I don’t know if it was the result of having a theatre but Hackney seemed to be a more open-minded kind of village than Edwardstone. There was no palpable fear of the outsider. Well, except for a lady called Old Mrs Adams who spat at people she walked past and often shouted ‘Shit-arse’ or ‘You walking Hell turd’ at them, but people laughed it off. And that didn’t really feel like fear of the outsider so much as general hatred for everyone, which was at least a non-discriminatory attitude.
‘She spat on my apples once and Grace went for her like a wild cat,’ Rose said, the first time I was Hell-turded, which was on my first walk to their cottage.
Their cottage was a timber and plaster affair, near a small stone wall that had its own overly ambitious name – the Great Stone Wall – and was a pebble’s throw from a modest stretch of water known as the Great Horsepond. The horses in question could mainly be found in a barn called – I kid you not – the Great Barn.
There was another barn behind that – called, alas, Oat Barn – and beyond there were the fruit orchards, with trees crammed close together for acres and acres. Further along was the stone circle of the well itself, tucked amid beech trees. To a twenty-first- century gaze it would all look quite rustic but to mine, then, the various walled partitions of the land and the close proximity of the trees in the orchard made it seem a very modern kind of place.
Rose and Grace had a deal with one of the local fruit farmers, whereby they would pick and sell the fruit of the season – plums and damsons and cherries, but also apples and greengages and gooseberries – and split the money they made unevenly in the favour of the farmer, Mr Sharpe, ‘a tight-fisted miser’, who had cultivated the fruit.

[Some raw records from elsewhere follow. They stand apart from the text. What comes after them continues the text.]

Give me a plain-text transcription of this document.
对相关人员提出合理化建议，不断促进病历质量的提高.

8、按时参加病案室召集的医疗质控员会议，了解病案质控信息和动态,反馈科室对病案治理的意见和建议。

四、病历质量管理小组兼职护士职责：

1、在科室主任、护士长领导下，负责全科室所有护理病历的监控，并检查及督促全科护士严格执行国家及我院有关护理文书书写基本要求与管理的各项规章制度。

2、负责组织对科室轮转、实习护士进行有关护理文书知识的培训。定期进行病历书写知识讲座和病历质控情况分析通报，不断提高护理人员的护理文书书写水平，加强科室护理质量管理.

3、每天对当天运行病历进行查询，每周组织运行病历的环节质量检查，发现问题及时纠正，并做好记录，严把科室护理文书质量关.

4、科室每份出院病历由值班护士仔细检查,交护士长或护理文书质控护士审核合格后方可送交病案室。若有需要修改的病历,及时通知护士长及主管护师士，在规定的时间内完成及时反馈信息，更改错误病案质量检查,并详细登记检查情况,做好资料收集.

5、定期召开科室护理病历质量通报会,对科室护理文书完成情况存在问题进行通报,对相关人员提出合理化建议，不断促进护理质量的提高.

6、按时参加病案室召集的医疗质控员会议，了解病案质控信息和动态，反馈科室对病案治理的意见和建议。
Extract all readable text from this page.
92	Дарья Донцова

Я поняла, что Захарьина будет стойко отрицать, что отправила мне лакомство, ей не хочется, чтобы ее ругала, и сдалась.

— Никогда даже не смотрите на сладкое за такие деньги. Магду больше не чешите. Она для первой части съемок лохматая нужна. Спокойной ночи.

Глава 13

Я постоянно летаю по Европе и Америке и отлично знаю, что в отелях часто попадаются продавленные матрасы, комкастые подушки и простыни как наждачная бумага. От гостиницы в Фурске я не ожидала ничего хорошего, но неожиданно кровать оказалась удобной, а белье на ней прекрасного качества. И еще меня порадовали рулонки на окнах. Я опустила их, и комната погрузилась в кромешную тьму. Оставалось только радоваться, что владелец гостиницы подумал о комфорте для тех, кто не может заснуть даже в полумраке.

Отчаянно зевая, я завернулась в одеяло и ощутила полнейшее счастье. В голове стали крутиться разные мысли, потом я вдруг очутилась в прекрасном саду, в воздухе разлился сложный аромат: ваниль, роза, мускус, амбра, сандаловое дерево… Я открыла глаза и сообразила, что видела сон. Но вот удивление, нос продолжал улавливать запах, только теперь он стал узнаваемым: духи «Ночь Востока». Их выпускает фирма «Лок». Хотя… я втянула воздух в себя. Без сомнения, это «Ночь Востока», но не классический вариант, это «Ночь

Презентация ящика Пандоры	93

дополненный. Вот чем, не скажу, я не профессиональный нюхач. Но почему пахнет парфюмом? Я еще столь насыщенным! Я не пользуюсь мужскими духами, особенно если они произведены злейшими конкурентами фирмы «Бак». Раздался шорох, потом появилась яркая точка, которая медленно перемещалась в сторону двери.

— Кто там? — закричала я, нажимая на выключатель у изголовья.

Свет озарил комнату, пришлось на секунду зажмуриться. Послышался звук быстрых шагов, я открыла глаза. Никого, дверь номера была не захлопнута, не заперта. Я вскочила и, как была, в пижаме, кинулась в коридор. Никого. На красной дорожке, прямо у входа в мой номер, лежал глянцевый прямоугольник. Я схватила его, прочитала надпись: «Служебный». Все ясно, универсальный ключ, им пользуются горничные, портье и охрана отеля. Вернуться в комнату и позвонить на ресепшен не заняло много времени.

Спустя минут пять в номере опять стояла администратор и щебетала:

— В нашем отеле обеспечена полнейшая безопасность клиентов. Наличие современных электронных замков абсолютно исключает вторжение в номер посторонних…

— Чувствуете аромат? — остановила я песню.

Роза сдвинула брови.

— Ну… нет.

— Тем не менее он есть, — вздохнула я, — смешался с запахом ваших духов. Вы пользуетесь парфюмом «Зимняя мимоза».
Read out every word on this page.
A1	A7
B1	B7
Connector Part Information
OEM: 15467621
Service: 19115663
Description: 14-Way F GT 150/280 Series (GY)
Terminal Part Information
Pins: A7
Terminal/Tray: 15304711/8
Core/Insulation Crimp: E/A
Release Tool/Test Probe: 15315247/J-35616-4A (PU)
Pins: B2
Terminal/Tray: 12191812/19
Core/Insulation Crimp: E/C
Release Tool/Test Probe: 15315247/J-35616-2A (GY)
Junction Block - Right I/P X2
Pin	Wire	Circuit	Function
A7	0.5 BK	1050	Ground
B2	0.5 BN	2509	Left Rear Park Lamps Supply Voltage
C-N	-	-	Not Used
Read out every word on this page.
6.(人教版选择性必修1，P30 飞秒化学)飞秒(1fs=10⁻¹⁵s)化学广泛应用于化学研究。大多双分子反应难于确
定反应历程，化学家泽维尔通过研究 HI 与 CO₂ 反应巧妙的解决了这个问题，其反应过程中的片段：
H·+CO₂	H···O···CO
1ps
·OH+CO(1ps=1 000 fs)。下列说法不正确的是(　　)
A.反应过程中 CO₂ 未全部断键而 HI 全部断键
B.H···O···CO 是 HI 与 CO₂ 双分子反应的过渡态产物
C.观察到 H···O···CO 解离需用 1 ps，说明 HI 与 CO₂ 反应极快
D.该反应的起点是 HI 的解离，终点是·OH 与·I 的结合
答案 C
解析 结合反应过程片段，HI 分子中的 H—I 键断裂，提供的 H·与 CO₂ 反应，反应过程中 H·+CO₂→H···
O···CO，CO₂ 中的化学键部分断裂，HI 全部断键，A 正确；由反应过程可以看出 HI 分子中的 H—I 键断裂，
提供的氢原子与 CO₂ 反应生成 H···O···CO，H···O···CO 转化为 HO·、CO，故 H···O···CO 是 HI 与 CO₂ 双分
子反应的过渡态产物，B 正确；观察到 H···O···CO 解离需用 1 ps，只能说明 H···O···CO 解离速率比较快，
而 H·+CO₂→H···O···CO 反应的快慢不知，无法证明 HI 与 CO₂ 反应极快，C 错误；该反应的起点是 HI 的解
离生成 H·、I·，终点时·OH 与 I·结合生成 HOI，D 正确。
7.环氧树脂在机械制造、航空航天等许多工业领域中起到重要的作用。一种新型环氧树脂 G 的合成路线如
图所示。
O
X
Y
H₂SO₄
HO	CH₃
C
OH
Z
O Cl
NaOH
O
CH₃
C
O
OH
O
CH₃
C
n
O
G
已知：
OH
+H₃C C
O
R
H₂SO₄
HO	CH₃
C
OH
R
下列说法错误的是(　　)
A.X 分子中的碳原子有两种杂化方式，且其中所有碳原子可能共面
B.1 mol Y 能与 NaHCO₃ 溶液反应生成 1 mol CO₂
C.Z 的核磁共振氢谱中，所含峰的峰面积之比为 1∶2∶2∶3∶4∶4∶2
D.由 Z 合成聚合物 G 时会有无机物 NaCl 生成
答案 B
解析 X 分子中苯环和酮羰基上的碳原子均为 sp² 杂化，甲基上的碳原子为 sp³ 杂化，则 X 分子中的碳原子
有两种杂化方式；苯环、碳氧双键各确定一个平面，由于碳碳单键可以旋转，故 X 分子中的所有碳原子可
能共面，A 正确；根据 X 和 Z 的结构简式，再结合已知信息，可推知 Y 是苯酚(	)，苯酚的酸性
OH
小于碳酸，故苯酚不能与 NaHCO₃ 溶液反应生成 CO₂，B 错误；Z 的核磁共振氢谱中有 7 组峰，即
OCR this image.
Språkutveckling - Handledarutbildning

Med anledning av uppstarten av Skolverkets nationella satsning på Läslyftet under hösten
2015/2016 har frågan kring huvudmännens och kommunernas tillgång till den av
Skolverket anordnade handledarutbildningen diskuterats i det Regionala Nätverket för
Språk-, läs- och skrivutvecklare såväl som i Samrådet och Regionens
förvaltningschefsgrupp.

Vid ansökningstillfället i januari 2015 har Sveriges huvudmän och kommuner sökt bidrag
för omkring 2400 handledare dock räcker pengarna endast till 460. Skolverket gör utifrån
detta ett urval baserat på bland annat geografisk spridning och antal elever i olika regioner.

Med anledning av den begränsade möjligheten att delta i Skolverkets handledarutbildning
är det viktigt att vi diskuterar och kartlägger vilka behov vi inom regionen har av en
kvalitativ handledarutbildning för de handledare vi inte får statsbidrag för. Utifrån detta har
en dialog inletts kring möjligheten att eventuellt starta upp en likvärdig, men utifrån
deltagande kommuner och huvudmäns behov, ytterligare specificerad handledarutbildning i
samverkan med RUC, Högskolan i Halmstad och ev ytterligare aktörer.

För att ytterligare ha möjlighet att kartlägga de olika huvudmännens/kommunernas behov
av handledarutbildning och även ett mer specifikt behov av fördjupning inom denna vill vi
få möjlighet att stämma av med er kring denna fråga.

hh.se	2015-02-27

The cottage had more windows than I had seen in a house for a long time. It was nothing at all to what I had known in France, but it was a more advanced kind of lodging to the one I’d known in Edwardstone.
‘So,’ Rose asked me. She had a forthright look about her. A grown-up, take-no-nonsense look. ‘What is your name?’
‘Tom,’ I said. Which was the truth. But then I worried about the truth of me, and how it was dangerous. So I lied about my surname, for the first of many times: ‘Tom Smith.’
‘And so, how old are you, Tom Smith?’
I had to be careful here. The truth – eighteen – probably wouldn’t have been believed. And if it had been believed then it would have been dangerous for her to know. And yet I simply could not tell her the age she most likely assumed, thirteen or fourteen.
‘How old are you?’
She laughed at me. ‘I asked you first.’
‘I have sixteen years.’
She didn’t bat an eye at that. I suppose I was lucky in that when the condition took hold I was already tall, thick-necked and broad-shouldered. ‘Your eyes look older,’ is all she said. Which I found a marvellous comfort, as everyone in Edwardstone had been convinced I was set in stone in my early teens.